Spotify’s love/hate relationship with DNS (2017) - a look into how Spotify uses DNS for both internal and external clients. Internally they use DNS for service discovery, but this yields times of about half an hour for change propagation. Which didn’t use to be a problem. But since their move to GCP the machine setup time has gone down significantly, while this time has not. However, the most interesting use is for tracks. Each track they have has an entry in DNS, and various track-level metadata is attached to it, such as the machine which stores it etc. This is the first time I’ve heard of such a usage for DNS, but it makes sense. It is after all, a very distributed key-value store.

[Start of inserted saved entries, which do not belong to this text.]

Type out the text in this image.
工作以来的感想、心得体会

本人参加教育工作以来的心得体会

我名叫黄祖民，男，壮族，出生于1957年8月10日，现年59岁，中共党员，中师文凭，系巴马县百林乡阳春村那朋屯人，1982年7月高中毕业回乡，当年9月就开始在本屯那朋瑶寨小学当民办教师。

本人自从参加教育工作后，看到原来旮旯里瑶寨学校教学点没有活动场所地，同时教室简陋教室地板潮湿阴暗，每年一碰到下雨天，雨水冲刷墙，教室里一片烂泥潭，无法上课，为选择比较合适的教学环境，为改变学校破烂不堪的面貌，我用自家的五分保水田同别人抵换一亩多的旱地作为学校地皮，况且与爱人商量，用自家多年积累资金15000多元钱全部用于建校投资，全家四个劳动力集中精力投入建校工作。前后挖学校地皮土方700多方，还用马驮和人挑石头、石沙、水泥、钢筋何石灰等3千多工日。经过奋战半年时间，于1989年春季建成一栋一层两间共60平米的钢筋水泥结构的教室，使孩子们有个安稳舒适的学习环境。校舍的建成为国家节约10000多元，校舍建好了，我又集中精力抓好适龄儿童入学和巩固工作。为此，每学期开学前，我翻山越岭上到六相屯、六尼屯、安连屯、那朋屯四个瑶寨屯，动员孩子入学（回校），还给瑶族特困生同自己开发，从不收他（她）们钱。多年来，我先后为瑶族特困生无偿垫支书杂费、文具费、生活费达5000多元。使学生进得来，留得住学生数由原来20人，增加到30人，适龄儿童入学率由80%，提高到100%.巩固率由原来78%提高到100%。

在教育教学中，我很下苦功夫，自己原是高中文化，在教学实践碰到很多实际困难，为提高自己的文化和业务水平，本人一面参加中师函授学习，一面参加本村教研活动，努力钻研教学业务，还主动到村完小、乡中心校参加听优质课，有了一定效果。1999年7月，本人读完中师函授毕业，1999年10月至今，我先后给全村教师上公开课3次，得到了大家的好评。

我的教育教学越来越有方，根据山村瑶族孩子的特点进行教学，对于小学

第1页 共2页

Performance myths: clusters vs non-clustered indexes (2017) - only siths deal in absolutes. Sometimes a non-clustered indexes can be faster than an clustered one. The canonical example is a count operation which looks at the most compact index rather than the clustered one, which, almost certainly will have more disk pages than any other index. Well worth subscribing to the blog as well.

Flash and it’s history on the web (2017) - a short history lesson on Flash. Brushes over many of its shortcomings however.

How I built a CMS and why you shouldn’t (2017) - every web developer should know something about how CMSes work and how that whole industry works. This is a gentle introduction as well as a reminder that things are quite matured so you don’t need to reinvent the wheel. I also learned what a headless CMS is, which is quite a nice idea.

How not to sort items (2009) - a perrenial problem in many web applications is sorting items according to some user-supplied score. The problem is best treated as that of estimating the parameter of a Bernoulli distribution and the score by which to sort is the lower part of the confidence interval for that estimate. There’s also examples of how not to do it, with real world implementations that annoy people.

The inner product as a decision rule (2017) - linear models for classification are the workhorses of machine learning. Logistic regression, the perceptron, linear SVMs, Fisher’s discriminant etc all are different forms of linear models. More advanced models such as non-linear SVMs or neural networks build upon these and usually employ them as the output generating layer. It’s only fitting that one needs a deep understanding of such models. This article deals with the beautiful geometry behind them, and how the inner product gives valuable insights into the position of a input relative to the decision boundary.